Better Information and Training: EPA is working with the AADG to develop an educational program that will facilitate two-way understandings of livestock and poultry feeding operations and water quality protection measures. The training will cover the basic major elements of agriculture production systems -- what they look like, how they operate -- relative to manure management to protect water quality.
EPA has partnered with pork and dairy producers, USDA, and environmental and scientific experts to launch the Nutrient Recycling Challenge—a competition to develop affordable technologies that recycle nutrients from livestock manure. Every year, livestock producers manage over one billion tons of manure, which contains valuable nutrients—nitrogen and phosphorus—that plants need to grow. Challenge entrants will develop technologies that extract nutrients from manure to generate products with environmental and economic benefits that farmers can use or sell.

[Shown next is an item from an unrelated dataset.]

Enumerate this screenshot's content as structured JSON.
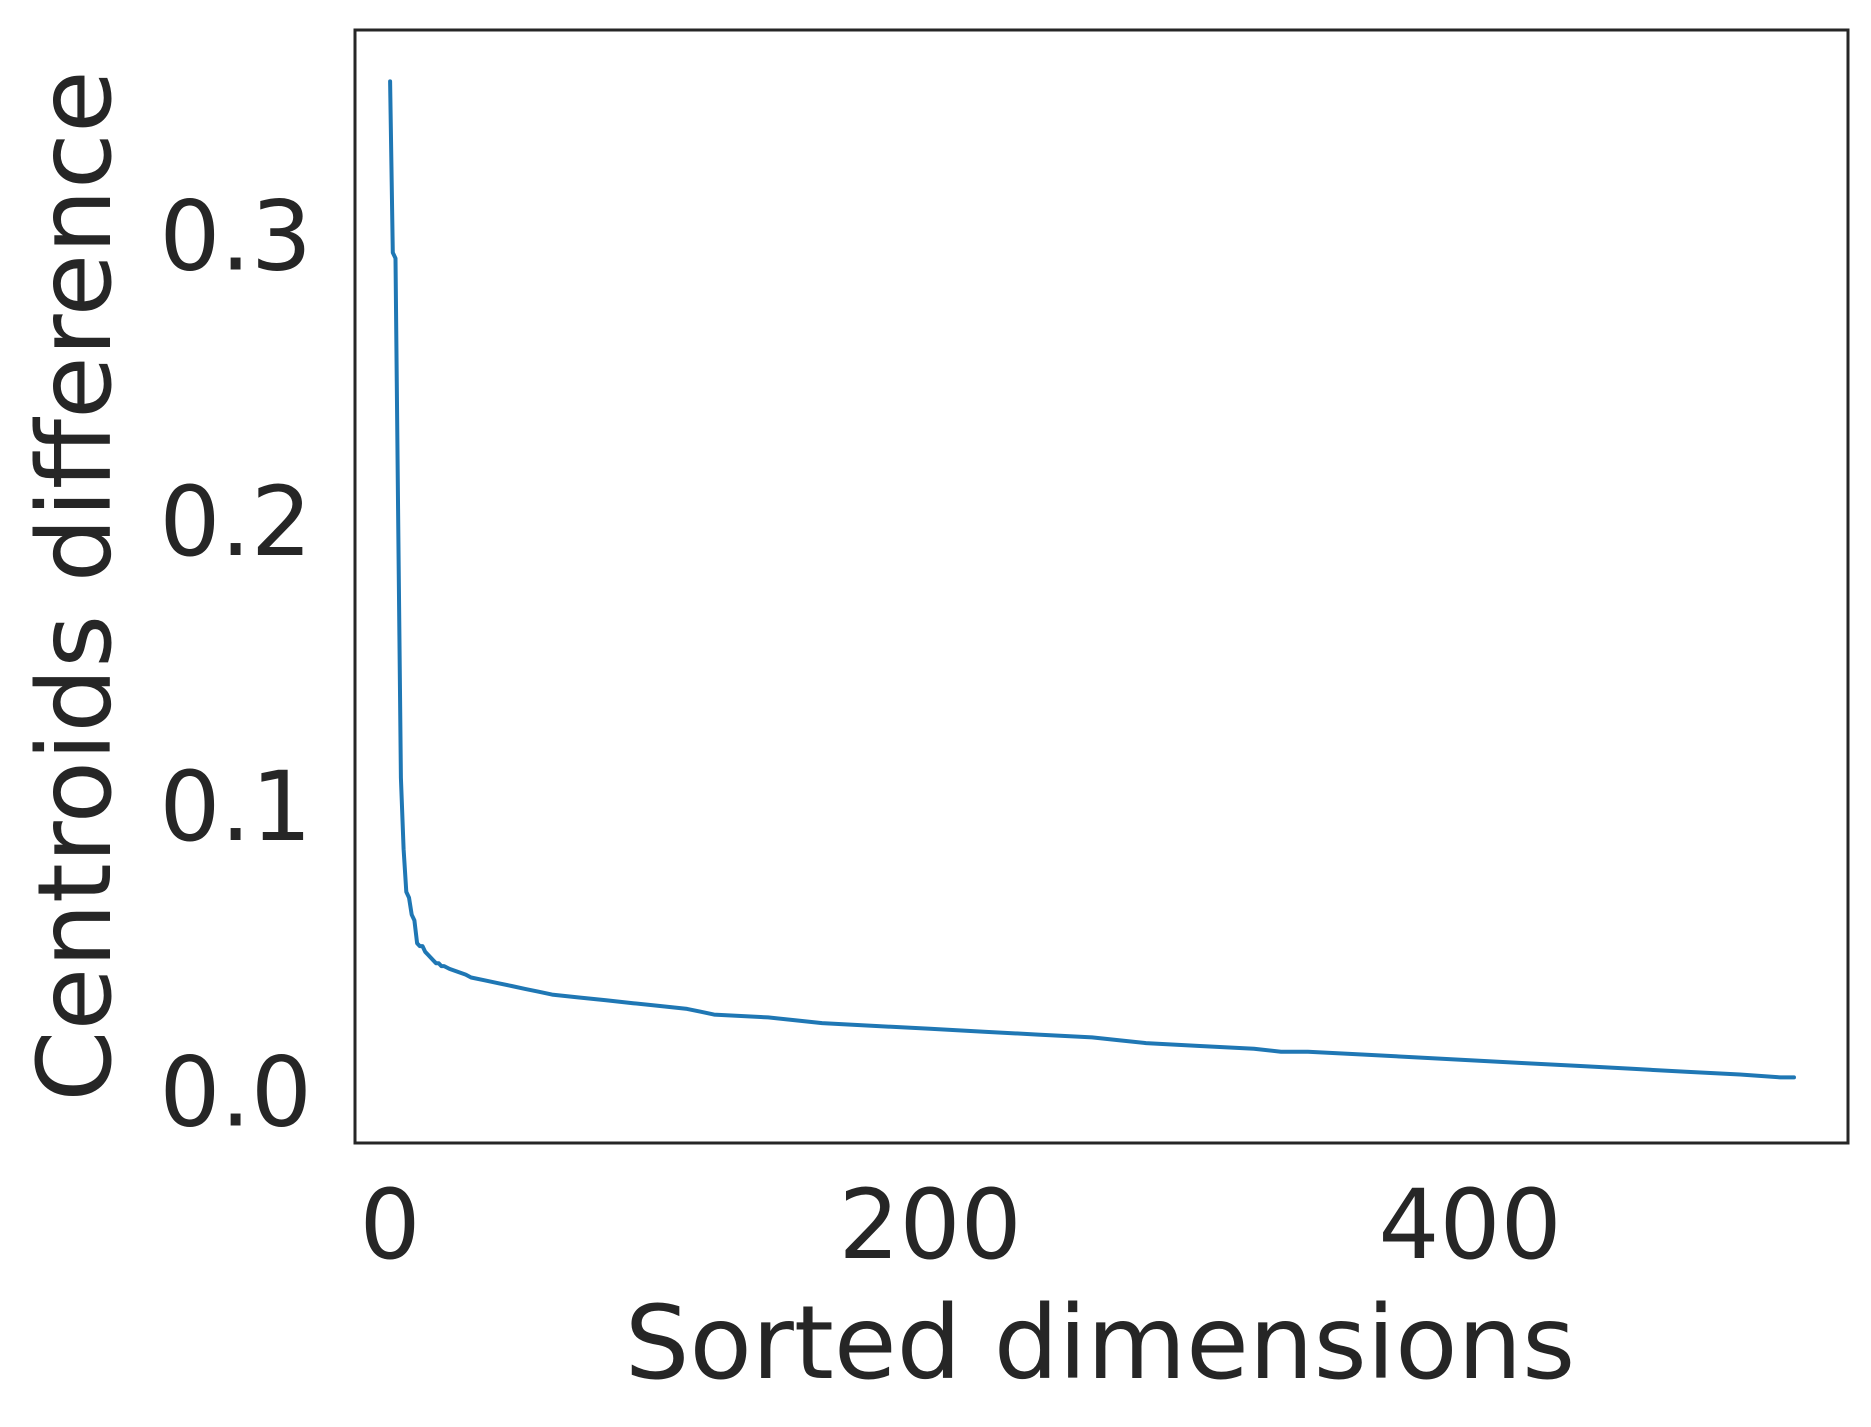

The competition has four phases in which innovators can turn their concepts into designs, and eventually, into working technologies to be piloted on livestock farms. Phase I, which began November 16, 2015 and ended January 15, 2016, called for papers outlining ideas for these technologies.
Update: EPA received 75 concept papers from around the world, and selected 34 submissions to continue on to Phase II of the challenge. EPA is awarding a total of $30,000 in cash prizes to the top ten submissions (four "Winners" and six "Honorable Mentions"). An awards ceremony will be part of the Nutrient Recycling Challenge DC Summit, which is being held in Washington, DC on March 30-31, 2016.